I was agreeing with her - that is basically the only way.
05:26 AM on 02/25/2012
JF12, you are just blaming the victims.
02:20 AM on 02/23/2012
this is such a relevant and tangible issues for women and for the LGBTQ commmunity. as a woman, myself, i have been the recipient of street harassment, from insults to backhanded compliements to outright stalking. i shudder at the more extreme things that some other women have told me about--i haven't been groped yet, but im not looking forward to the day i am. and god, i shouldn't have to think in term of 'when' and not 'if' just because im a woman! nobody should--but its my reality.

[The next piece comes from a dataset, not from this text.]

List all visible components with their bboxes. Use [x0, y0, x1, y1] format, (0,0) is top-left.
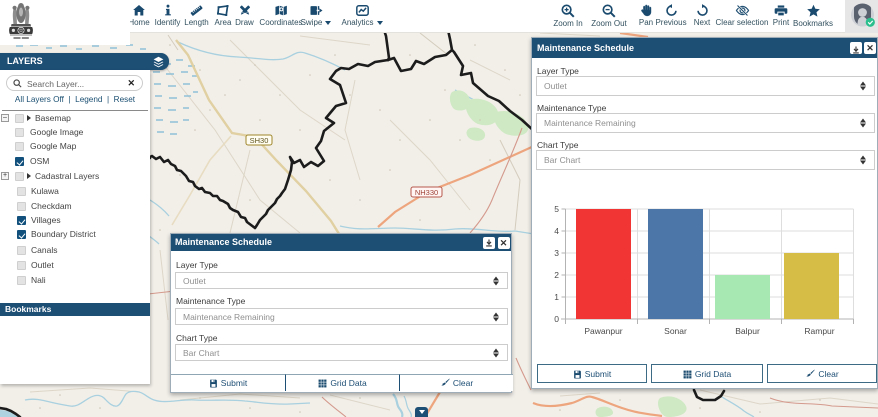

don't dismiss my experiences just because you've never had the 'pleasure' of experiencing the same. don't tell me im making a big deal out of nothing; every day i go out, every man i meet young or old, ugly or handsome, tall or short, think or fat--every man is a potential rapist or stalker. some of you [men] might say its unfair to think of men like that but as a man, have YOU ever had to fear women, in case they decided to sexually harass YOU or hurt YOU physically? the most--aside from actual female serial killers (so rare as to be extinct)--a man can expect as a negative consequence from women is being stalked or hurt emotionally.